Hirsutizm ayırıcı tanısını yapabilmek için androjen düzeylerinin kanda ölçümü gereklidir.
PKOS teşhisini koyabilmek için yumurtalıkların ultrasonla değerlendirilmesi önerilir. Yine ayırıcı tanıda gerekli kişilerde böbrek üstü bezlerinin değerlendirilmesi amacıyla bilgisayarlı tomografi (BT) veya manyetik rezonans görüntüleme (MRG) gibi radyolojik yöntemler kullanılabilir.
Hirsutizm tedavisi nasıl yapılır?
Hirsutizmin tedavisinde sıklıkla kadın hastalıkları ve doğum, endokrinoloji ve dermatoloji gibi pek çok bölüm iş birliği içinde yer alır.

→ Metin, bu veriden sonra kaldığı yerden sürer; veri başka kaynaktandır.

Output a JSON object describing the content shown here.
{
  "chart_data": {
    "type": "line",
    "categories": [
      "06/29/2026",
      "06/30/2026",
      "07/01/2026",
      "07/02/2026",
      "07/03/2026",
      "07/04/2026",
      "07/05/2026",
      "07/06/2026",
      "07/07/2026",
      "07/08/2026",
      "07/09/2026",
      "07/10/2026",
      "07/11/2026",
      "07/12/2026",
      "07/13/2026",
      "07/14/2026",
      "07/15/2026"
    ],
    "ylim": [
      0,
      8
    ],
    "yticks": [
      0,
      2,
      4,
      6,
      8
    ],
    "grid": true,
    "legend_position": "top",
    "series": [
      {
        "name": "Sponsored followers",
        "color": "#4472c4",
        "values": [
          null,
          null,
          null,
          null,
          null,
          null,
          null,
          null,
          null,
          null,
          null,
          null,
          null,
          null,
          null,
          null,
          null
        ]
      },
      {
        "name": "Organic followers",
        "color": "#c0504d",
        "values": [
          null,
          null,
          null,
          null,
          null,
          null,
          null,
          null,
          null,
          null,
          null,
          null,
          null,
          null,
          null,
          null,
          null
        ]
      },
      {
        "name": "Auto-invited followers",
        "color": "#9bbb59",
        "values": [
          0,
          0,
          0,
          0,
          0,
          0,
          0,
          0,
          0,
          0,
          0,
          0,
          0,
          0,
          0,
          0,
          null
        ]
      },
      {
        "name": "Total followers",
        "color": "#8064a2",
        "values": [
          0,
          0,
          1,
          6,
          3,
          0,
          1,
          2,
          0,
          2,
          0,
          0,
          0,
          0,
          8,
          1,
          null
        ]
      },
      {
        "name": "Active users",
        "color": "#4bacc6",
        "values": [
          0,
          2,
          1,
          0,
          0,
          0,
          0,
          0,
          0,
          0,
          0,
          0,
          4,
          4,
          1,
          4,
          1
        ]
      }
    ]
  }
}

Klinik ve laboratuar incelemeleri sonucunda altta yatan başka bir hastalık varsa, tedavisi başlanır. Hirsutizme neden olabilecek herhangi bir hastalık saptanmıyorsa, idiopatik hirsutizm tanısı konulur ve herhangi bir tedavi gereği yoktur. Aşırı tüylenmeden şikayetçi olan kişilere tüyleri gidermede epilasyon, lazer ve ağda gibi yöntemler önerilebilir. Aşırı tüylenme incelemeler sonucunda androjen yüksekliğine bağlı gelişmişse bunları baskılayıcı doğum kontrol ilaçları gibi hormonal yöntemler kullanılır.
Aşırı tüylenmenin tedavi süreci uzun zaman alabilir. Yine verilen tedavi yöntemlerinin birtakım yan etkileri olabileceği de akılda tutulmalıdır. Tedavi kişinin yaşına ve ek özelliklerine göre değişkenlik gösterir. Bazen de kadınlar aşırı tüylenme olmamasına rağmen böyle bir sorunları olduğunu düşünebilirler. Bu nedenle; kişiler kendilerinde aşırı tüylenme sorunu olduğundan şüpheleniyorsa mutlaka bir kadın hastalıkları ve doğum uzmanı veya endokrinoloji uzmanına başvurmalıdırlar.